Baloncesto

Supercopa Endesa 2020-21 – FC Barcelona

Hola qué tal, cómo estás. Bienvenido una temporada más a este rinconcito de madridismo, que no podía comenzar con mejor pie: séptima supercopa y vigésimo título de la era Laso.

Mucho se ha hablado, se habla y se seguirá hablando sobre cuál es el secreto del éxito de un equipo. Cómo hacer un equipo campeón y cómo conseguir que temporada tras temporada el nivel no sólo no decaiga sino que vaya para arriba. Es evidente que no existen las recetas mágicas ni los tratados infalibles, pero sí que estoy convencido de una cosa: es muy difícil hacer las cosas bien pero basta un pequeño, ínfimo y minúsculo traspiés para mandarlo todo a esparragar. Por eso es tan difícil llegar a cima y por eso es aún más difícil mantenerse (comenzamos la temporada citando a Perogrullo, qué le vamos a hacer). En resumen: que si de alguna forma hay que catalogar este triunfo, yo lo definiría como …

El triunfo de la constancia

El talento es algo bastante corriente. No escasea la inteligencia, sino la constancia. Doris Lessing (1919-2013) Novelista británica de origen iraní.

Ponte en situación: fase final de la temporada pasada, burbuja, covid y todo lo que quieras; el equipo parece que llega en un buen momento a pesar del parón, ningún lesionado y todo el mundo dándonos como favoritos … pues que si quieres arroz, Catalina. Un tropiezo del que no nos recuperamos, decepción y para casa.
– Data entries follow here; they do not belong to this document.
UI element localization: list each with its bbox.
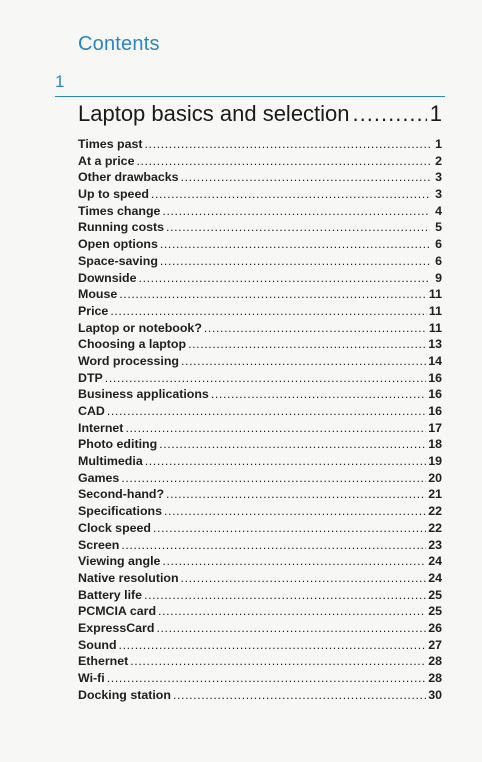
toc-entry[interactable]: [78, 570, 442, 587]
leader-dots: [160, 253, 430, 270]
leader-dots: [145, 453, 426, 470]
toc-entry-label: Other drawbacks: [78, 170, 179, 185]
toc-entry[interactable]: [78, 436, 442, 453]
toc-entry-label: Sound: [78, 637, 117, 652]
toc-entry[interactable]: [78, 553, 442, 570]
leader-dots: [107, 670, 426, 687]
toc-entry-label: Times past: [78, 137, 143, 151]
leader-dots: [181, 353, 426, 370]
toc-entry-label: Multimedia: [78, 454, 143, 469]
toc-entry-page-number: 6: [435, 237, 442, 252]
leader-dots: [164, 503, 426, 520]
toc-entry[interactable]: [78, 470, 442, 487]
toc-entry[interactable]: [78, 203, 442, 220]
leader-dots: [145, 136, 430, 153]
toc-entry-page-number: 21: [428, 487, 442, 502]
leader-dots: [121, 470, 426, 487]
toc-entry[interactable]: [78, 453, 442, 470]
toc-entry-page-number: 4: [435, 203, 442, 218]
toc-entry[interactable]: [78, 486, 442, 503]
toc-entry-label: Second-hand?: [78, 487, 165, 502]
toc-entry-page-number: 18: [428, 437, 442, 452]
toc-entry[interactable]: [78, 370, 442, 387]
toc-entry-page-number: 28: [428, 671, 442, 685]
leader-dots: [119, 637, 427, 654]
toc-entry-page-number: 13: [428, 337, 442, 352]
toc-entry[interactable]: [78, 503, 442, 520]
toc-entry[interactable]: [78, 270, 442, 287]
toc-entry-page-number: 5: [435, 220, 442, 235]
toc-entry[interactable]: [78, 253, 442, 270]
leader-dots: [159, 436, 426, 453]
toc-entry-label: Photo editing: [78, 437, 158, 452]
leader-dots: [107, 403, 426, 420]
toc-entry-label: DTP: [78, 370, 103, 385]
leader-dots: [158, 603, 426, 620]
leader-dots: [181, 169, 430, 186]
toc-entry-page-number: 24: [428, 554, 442, 569]
toc-entry-page-number: 16: [428, 370, 442, 385]
toc-entry-page-number: 30: [428, 687, 442, 702]
chapter-divider: [55, 96, 445, 97]
leader-dots: [139, 270, 430, 287]
toc-entry-page-number: 22: [428, 504, 442, 519]
leader-dots: [181, 570, 427, 587]
toc-entry-page-number: 23: [428, 537, 442, 552]
toc-entry[interactable]: [78, 403, 442, 420]
leader-dots: [110, 303, 427, 320]
toc-entry[interactable]: [78, 169, 442, 186]
leader-dots: [173, 687, 426, 704]
toc-entry-label: Internet: [78, 420, 124, 435]
leader-dots: [160, 236, 430, 253]
toc-entry-page-number: 25: [428, 604, 442, 619]
toc-entry[interactable]: [78, 320, 442, 337]
toc-entry-page-number: 14: [428, 353, 442, 368]
toc-entry-label: Games: [78, 470, 120, 485]
toc-list: [78, 136, 442, 703]
toc-entry[interactable]: [78, 219, 442, 236]
toc-entry-page-number: 19: [428, 454, 442, 469]
toc-entry[interactable]: [78, 520, 442, 537]
toc-entry-page-number: 9: [435, 270, 442, 285]
toc-entry-page-number: 11: [428, 303, 442, 318]
toc-entry-page-number: 24: [428, 570, 442, 585]
toc-entry-page-number: 3: [435, 170, 442, 185]
leader-dots: [144, 587, 426, 604]
toc-entry[interactable]: [78, 153, 442, 170]
toc-entry-label: PCMCIA card: [78, 604, 157, 619]
toc-entry-page-number: 6: [435, 253, 442, 268]
toc-entry-label: At a price: [78, 153, 135, 168]
toc-entry-label: Laptop or notebook?: [78, 320, 202, 335]
toc-entry[interactable]: [78, 353, 442, 370]
toc-entry[interactable]: [78, 303, 442, 320]
toc-entry-label: Times change: [78, 203, 161, 218]
leader-dots: [156, 620, 426, 637]
leader-dots: [166, 486, 426, 503]
toc-entry-label: Specifications: [78, 504, 163, 519]
toc-entry[interactable]: [78, 286, 442, 303]
toc-entry[interactable]: [78, 420, 442, 437]
toc-entry-page-number: 27: [428, 637, 442, 652]
toc-entry[interactable]: [78, 386, 442, 403]
toc-entry[interactable]: [78, 336, 442, 353]
toc-entry[interactable]: [78, 637, 442, 654]
toc-entry[interactable]: [78, 537, 442, 554]
toc-entry[interactable]: [78, 236, 442, 253]
toc-entry-label: Running costs: [78, 220, 165, 235]
leader-dots: [166, 219, 430, 236]
toc-entry-label: Up to speed: [78, 187, 149, 202]
toc-entry-page-number: 17: [428, 420, 442, 435]
toc-entry-label: Battery life: [78, 587, 143, 602]
toc-entry[interactable]: [78, 603, 442, 620]
toc-entry-page-number: 1: [435, 137, 442, 151]
toc-entry-page-number: 16: [428, 404, 442, 418]
toc-entry[interactable]: [78, 620, 442, 637]
toc-entry-page-number: 22: [428, 520, 442, 535]
toc-entry-label: Price: [78, 303, 109, 318]
toc-entry-page-number: 11: [428, 320, 442, 335]
toc-entry-label: Screen: [78, 537, 120, 552]
leader-dots: [211, 386, 426, 403]
leader-dots: [162, 203, 430, 220]
toc-entry-label: CAD: [78, 404, 105, 418]
leader-dots: [151, 186, 430, 203]
toc-entry-label: Native resolution: [78, 570, 179, 585]
toc-entry-page-number: 26: [428, 620, 442, 635]
toc-entry-label: Business applications: [78, 387, 209, 402]
toc-entry-page-number: 20: [428, 470, 442, 485]
chapter-page-number: 1: [429, 101, 442, 126]
leader-dots: [121, 537, 426, 554]
leader-dots: [353, 101, 427, 127]
leader-dots: [162, 553, 426, 570]
chapter-heading[interactable]: [78, 101, 442, 127]
toc-entry-label: Viewing angle: [78, 554, 161, 569]
leader-dots: [119, 286, 427, 303]
toc-entry-label: Space-saving: [78, 253, 158, 268]
toc-entry-label: Choosing a laptop: [78, 337, 187, 352]
contents-title: Contents: [78, 33, 160, 55]
toc-entry-label: Open options: [78, 237, 158, 252]
toc-entry-label: Word processing: [78, 353, 179, 368]
leader-dots: [105, 370, 426, 387]
toc-entry-label: Downside: [78, 270, 137, 285]
toc-entry-label: Wi-fi: [78, 671, 105, 685]
toc-entry[interactable]: [78, 687, 442, 704]
toc-entry-page-number: 16: [428, 387, 442, 402]
leader-dots: [130, 653, 426, 670]
toc-entry-page-number: 3: [435, 187, 442, 202]
toc-entry-label: Docking station: [78, 687, 171, 702]
toc-entry-page-number: 25: [428, 587, 442, 602]
toc-entry-page-number: 28: [428, 654, 442, 669]
leader-dots: [204, 320, 427, 337]
chapter-number: 1: [55, 72, 65, 91]
toc-entry[interactable]: [78, 653, 442, 670]
toc-entry-page-number: 2: [435, 153, 442, 168]
toc-entry-label: Ethernet: [78, 654, 129, 669]
toc-entry-label: Mouse: [78, 287, 118, 302]
toc-entry-label: Clock speed: [78, 520, 151, 535]
leader-dots: [125, 420, 426, 437]
toc-entry-label: ExpressCard: [78, 620, 155, 635]
toc-entry[interactable]: [78, 587, 442, 604]
toc-entry[interactable]: [78, 136, 442, 153]
leader-dots: [188, 336, 426, 353]
toc-entry[interactable]: [78, 186, 442, 203]
toc-entry-page-number: 11: [428, 287, 442, 302]
leader-dots: [153, 520, 426, 537]
leader-dots: [136, 153, 430, 170]
chapter-title: Laptop basics and selection: [78, 101, 350, 126]
toc-entry[interactable]: [78, 670, 442, 687]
Eso en manos de otro que no fuera Pablo Laso (y Alberto Herreros y todo el equipo tanto directivo como técnico) se habría convertido en un aquelarre, en un pandemónium del que habríamos salido muy mal parados.

Pero, en cambio, se mantiene la calma, se revisan y analizan los errores cometidos y, en vez de dar un volantazo, se para, se echa gasolina (algún depósito estaba casi vacío, las cosas como son), se añade sabia en forma de nuevos jugadores que puedan aportar frescura y se tira otra vez p’alante.

(www.realmadrid.com)

El resultado: motor limpio y perfectamente calibrado; asientos en posición correctamente graduados; pedales en su sitio que responden a cada frenada/aceleración de forma inmediata y efectiva; conductor y ocupantes sabiendo en cada momento cuál es su papel (y aceptándolo, el bienestar del equipo por encima del individual) y una fe inquebrantable en lo que hacen, el porqué lo hacen y cómo lo hacen.

Sí, ya sé lo que estás pensando: esto no sería posible sin el liderazgo del Facu (pero dónde vas a estar mejor que aquí con nosotros, alma de cántaro), la intimidación de Tavares, el aplomo (24 años) de Abalde, el desparpajo (19 años) de Alocén o la fuerza de Gabi “tortuga” Deck.

(www.realmadrid.com)

Te lo compro … pero te añado que tampoco sería posible sin las mandarinas de Llull, las defensas de Rudy, Taylor o Garuba, sin la elegancia de Randolph y Thompkins, la puntería de Carrol, Caseur o Laprovítola y, por supuesto sin la presencia (en la cancha, el banquillo o la grada) de Felipón, de D. Felipe Reyes.

El equipo por encima de todo, la fuerza del conjunto, el triunfo de la constancia.

Disfruta de este triunfo madridista porque las victorias de nuestros chicos del balón naranja saben pero que muy requetebién. Nos seguimos leyendo.